Rapid-Fire Cyclones in the North Indian Ocean

  • Nov 5, 2015

With Chapala’s destructive landfall in Yemen just a couple of days in the past, a second tropical cyclone, Megh, has just formed in the Arabian Sea. This one is not forecast to become anywhere near as intense as Chapala did — though we know intensity forecasts can be wrong, as they were at early stages for both Chapala and Patricia.

Megh track

Recent track forecast for cyclone Megh (not named yet at the time of this forecast) by the India Meteorological Department.

The India Meteorological Department’s forecast track has Megh making landfall in Yemen — again — but with the potential for a grazing strike on Somalia first. If the intensity forecasts are right, the winds should not be terribly destructive, but it will still pose a considerable threat. Even tropical depressions can produce a lot of rain, and the impact of a severe rainfall event can be even greater in this very arid region than it would be elsewhere.

At the same time, a new disturbance is brewing in the Bay of Bengal.

Genesis Potential Parameter

India Meteorological Department forecast of “Genesis Potential Parameter” — a number proportional to the probability of tropical cyclone formation — for Nov. 8 at 00 Universal Time.

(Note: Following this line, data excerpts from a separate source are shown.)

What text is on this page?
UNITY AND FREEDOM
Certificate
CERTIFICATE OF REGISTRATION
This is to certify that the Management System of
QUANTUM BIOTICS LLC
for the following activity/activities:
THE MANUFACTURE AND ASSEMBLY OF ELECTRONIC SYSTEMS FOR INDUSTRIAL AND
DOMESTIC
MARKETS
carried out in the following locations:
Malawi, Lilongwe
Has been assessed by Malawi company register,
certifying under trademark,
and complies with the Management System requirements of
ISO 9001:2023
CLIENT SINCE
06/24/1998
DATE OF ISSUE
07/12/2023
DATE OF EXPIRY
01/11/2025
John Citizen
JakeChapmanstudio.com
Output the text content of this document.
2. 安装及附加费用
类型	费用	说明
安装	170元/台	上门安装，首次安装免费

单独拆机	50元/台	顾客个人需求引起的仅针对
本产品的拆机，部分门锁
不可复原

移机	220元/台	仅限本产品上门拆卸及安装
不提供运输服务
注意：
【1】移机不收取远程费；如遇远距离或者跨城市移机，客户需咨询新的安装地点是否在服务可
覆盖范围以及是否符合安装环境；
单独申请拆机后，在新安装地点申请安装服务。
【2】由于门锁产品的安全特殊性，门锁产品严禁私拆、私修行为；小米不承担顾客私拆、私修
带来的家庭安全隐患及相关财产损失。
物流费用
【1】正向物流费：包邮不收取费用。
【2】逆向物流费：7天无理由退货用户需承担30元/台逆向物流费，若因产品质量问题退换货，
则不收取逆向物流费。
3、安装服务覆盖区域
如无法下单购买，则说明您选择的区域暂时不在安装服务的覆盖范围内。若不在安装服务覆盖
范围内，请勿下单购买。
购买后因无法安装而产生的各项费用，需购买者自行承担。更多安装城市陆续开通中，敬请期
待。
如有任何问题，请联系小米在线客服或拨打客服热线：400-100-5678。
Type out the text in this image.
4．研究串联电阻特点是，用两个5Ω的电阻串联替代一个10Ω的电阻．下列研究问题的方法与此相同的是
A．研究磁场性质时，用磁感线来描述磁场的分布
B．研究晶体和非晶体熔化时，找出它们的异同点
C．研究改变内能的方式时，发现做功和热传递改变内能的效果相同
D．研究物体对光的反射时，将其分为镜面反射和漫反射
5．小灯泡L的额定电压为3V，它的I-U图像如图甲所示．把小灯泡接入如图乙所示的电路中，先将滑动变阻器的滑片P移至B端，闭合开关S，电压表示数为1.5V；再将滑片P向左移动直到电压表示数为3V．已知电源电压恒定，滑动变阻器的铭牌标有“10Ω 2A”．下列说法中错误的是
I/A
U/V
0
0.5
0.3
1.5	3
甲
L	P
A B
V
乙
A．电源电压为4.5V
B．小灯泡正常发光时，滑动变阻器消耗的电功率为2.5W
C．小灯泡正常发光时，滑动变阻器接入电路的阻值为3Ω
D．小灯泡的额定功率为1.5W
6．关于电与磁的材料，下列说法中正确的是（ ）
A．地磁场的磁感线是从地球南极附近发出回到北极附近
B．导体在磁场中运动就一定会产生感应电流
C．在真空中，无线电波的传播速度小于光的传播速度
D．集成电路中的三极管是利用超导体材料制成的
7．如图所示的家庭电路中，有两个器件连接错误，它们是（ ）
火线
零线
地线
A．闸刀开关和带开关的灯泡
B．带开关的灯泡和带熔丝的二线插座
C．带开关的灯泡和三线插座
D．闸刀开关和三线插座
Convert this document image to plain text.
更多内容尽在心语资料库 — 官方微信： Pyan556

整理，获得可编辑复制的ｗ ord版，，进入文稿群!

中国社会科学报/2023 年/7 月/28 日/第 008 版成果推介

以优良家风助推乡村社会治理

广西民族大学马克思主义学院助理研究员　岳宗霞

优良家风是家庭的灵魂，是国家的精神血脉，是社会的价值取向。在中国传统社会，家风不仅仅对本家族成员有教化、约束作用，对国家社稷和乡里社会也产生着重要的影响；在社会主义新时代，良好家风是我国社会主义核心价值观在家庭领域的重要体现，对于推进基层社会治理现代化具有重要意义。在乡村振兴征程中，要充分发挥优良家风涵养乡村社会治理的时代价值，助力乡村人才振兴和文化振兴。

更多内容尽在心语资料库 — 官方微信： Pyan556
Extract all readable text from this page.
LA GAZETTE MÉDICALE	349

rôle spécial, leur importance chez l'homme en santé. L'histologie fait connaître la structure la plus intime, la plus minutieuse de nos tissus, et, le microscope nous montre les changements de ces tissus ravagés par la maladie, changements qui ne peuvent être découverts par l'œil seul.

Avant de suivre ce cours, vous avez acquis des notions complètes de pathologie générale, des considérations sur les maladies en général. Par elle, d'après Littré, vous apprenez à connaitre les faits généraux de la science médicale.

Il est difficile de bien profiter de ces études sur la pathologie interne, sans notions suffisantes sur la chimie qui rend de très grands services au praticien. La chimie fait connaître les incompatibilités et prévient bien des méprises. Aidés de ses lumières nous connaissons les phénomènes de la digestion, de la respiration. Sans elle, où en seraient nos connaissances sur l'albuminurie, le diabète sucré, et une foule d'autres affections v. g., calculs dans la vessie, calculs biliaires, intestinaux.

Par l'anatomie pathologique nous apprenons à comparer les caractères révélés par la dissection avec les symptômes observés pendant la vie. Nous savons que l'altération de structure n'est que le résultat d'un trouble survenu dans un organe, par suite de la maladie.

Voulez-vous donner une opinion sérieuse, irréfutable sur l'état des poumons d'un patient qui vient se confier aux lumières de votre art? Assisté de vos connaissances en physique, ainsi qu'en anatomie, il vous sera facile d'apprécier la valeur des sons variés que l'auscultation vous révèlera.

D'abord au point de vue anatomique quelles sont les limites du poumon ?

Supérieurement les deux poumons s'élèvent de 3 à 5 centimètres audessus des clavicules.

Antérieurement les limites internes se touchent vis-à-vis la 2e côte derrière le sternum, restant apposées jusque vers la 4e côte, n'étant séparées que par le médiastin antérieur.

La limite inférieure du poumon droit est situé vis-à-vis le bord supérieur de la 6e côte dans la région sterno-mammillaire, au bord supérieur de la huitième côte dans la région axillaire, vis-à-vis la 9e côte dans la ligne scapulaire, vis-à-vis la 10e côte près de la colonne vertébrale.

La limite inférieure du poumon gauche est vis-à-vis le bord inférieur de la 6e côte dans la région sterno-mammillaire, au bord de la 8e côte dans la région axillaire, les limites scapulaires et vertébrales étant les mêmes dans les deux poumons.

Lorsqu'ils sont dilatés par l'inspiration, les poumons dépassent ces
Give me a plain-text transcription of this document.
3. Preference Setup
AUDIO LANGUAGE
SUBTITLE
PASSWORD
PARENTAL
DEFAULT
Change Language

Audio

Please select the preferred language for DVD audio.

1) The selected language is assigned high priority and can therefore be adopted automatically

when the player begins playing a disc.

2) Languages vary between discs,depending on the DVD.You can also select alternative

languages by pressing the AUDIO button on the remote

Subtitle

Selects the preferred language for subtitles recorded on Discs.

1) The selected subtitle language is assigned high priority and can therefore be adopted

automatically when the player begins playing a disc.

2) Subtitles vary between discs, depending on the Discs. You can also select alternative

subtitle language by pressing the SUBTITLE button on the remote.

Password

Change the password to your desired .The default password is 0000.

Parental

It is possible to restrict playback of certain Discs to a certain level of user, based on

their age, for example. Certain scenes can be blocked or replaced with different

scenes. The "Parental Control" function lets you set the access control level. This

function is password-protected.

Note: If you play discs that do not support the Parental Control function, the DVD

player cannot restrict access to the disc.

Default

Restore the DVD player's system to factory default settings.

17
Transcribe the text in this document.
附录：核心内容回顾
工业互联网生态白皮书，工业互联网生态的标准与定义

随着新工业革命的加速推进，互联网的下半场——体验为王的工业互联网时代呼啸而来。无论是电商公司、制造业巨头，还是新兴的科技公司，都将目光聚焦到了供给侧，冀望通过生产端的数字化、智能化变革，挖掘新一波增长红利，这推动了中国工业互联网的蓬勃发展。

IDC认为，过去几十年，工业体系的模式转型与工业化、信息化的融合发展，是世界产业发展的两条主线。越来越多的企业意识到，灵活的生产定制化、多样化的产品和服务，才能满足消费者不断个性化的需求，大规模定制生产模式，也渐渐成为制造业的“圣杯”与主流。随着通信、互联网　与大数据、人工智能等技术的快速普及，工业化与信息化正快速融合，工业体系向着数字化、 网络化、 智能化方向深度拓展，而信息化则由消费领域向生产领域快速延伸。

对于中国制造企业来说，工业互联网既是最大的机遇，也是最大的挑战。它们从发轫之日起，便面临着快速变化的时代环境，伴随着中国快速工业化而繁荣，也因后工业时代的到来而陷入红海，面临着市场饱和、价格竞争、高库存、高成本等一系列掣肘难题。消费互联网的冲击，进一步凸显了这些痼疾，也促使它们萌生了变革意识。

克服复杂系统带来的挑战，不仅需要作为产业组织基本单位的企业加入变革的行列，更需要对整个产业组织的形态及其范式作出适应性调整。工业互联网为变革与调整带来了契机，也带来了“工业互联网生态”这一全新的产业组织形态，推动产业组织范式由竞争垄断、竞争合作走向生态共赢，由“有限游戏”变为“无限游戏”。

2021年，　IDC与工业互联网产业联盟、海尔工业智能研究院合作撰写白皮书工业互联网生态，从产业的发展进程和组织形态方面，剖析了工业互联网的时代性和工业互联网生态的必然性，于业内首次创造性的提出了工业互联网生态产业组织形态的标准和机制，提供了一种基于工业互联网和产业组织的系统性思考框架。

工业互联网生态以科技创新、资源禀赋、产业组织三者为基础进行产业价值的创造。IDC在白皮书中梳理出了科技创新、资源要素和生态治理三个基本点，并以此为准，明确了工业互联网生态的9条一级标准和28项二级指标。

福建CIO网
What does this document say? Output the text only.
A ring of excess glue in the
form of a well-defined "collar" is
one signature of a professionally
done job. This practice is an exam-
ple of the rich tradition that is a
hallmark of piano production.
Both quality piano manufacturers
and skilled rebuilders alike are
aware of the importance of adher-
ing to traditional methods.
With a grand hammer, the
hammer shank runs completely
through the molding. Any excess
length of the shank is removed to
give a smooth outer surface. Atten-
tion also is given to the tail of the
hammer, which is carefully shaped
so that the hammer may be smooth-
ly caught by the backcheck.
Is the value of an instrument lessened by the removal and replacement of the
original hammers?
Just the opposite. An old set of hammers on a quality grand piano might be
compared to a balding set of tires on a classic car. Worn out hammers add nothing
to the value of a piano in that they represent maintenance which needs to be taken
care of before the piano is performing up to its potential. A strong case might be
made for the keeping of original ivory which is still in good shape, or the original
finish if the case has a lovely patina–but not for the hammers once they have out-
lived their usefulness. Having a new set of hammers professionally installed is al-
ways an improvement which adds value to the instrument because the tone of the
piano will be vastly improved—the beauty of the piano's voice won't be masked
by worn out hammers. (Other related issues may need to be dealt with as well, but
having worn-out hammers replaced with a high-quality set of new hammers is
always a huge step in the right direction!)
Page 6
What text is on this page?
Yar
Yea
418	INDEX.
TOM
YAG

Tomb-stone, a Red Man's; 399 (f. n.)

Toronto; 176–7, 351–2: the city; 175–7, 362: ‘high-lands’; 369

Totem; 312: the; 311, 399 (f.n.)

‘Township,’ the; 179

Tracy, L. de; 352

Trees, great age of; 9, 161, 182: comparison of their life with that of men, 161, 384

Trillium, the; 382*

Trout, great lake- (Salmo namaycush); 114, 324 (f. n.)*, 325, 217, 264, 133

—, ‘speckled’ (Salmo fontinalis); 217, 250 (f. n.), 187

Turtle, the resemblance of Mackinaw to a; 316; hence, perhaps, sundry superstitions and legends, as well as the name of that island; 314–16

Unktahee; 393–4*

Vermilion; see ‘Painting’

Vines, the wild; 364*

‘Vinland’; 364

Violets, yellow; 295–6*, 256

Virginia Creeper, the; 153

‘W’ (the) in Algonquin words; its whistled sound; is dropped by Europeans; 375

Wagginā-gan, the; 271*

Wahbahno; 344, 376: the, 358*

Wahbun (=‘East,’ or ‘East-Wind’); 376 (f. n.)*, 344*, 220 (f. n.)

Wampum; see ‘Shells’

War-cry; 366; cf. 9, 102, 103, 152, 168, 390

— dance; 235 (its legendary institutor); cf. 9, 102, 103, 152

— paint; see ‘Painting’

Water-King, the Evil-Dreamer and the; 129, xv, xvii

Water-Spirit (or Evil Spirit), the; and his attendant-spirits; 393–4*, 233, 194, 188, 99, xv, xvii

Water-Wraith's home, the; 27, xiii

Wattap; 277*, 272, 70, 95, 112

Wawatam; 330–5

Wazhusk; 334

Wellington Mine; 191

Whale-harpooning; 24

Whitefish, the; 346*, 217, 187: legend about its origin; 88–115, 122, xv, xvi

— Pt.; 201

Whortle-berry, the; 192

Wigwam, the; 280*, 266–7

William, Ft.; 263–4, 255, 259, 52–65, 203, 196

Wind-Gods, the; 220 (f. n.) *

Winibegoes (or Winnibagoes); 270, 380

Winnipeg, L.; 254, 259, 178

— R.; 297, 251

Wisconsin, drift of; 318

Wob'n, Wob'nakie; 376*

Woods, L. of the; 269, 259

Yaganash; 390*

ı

At least some models are predicting that this one will become a tropical cyclone as well within a few days. If this were to happen, it would be a very rare event, in that there would be a cyclone forming in both the Bay of Bengal and the Arabian Sea in November. While a cyclone in either the Bay of Bengal or the Arabian Sea in November is not terribly uncommon — the most typical months for cyclone formation over both seas are those either right before the July-September monsoon season, or after it — only once since the start of the modern satellite era in 1979 has a cyclone formed on both sides of the peninsula in November, according to a study published by Amato Evan and Suzana Camargo in 2011.